Fig. 4: Entanglement spectrum and topology in 2D honeycomb phononic crystals.

a To obtain the k₂-dependent entanglement spectrum, we construct the correlation matrix of a rhombus subsystem A with the side length L = 5a, which has zigzag-type boundaries. b Schematic of the k-space in the rhombic first Brillouin zone. For each k₂, we construct the correlation matrix of the rhombus subsystem A for half-filling and obtain the entanglement spectrum. c Entanglement spectrum versus k₂ for the gapless phononic graphene.
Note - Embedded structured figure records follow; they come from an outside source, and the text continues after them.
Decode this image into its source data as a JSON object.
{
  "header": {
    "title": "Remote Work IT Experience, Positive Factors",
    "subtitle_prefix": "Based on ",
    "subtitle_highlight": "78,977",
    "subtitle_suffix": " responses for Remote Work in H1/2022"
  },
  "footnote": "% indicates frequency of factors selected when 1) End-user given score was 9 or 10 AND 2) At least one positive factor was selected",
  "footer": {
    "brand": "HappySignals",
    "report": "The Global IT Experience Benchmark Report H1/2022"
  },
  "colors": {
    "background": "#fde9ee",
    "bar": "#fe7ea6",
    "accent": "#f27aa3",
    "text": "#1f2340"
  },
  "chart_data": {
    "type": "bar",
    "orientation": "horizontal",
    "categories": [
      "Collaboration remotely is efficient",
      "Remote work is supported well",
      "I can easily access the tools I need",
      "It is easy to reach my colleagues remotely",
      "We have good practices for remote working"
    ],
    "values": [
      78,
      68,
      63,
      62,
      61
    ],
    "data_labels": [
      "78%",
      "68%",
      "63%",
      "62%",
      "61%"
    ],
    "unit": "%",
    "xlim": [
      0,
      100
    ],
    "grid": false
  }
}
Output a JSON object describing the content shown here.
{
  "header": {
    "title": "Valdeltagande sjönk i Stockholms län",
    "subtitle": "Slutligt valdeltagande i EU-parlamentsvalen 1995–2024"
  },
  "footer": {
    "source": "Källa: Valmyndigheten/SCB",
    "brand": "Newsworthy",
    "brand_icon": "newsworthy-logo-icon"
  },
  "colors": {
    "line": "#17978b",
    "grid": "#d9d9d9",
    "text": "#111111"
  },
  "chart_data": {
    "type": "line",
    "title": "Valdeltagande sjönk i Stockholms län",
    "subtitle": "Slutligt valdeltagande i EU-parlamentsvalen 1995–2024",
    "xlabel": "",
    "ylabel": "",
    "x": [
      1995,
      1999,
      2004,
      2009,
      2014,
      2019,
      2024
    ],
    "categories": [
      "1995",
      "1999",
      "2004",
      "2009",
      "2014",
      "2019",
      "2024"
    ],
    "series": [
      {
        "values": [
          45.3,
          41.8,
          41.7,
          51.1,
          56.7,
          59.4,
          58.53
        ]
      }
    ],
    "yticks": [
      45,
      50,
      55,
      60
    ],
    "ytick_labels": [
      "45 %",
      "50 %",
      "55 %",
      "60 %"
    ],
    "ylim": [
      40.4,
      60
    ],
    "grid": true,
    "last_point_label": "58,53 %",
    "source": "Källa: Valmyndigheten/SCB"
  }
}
Both experimental data and the results from full-wave simulations without the dissipation effect are presented. d Measured phononic dispersion on the zigzag edge obtained from analyzing the pump-probe response around a zigzag edge boundary. The colormap gives the intensity of the detected acoustic signal after Fourier transformation for the pump-probe measurements along an edge boundary, i.e., it gives the spectral intensity along the edge boundary at various wavevectors and frequencies. e Entanglement entropy from both experiments and simulations versus k₂. Here the full-wave simulation also does not include the dissipation effect. f Entanglement spectrum versus k₂ for the gapped phase with broken inversion symmetry. Orange dashed lines in c and e denote the projection of the two Dirac points in the k₂ axis. Geometry parameters are the same as in Fig. 3.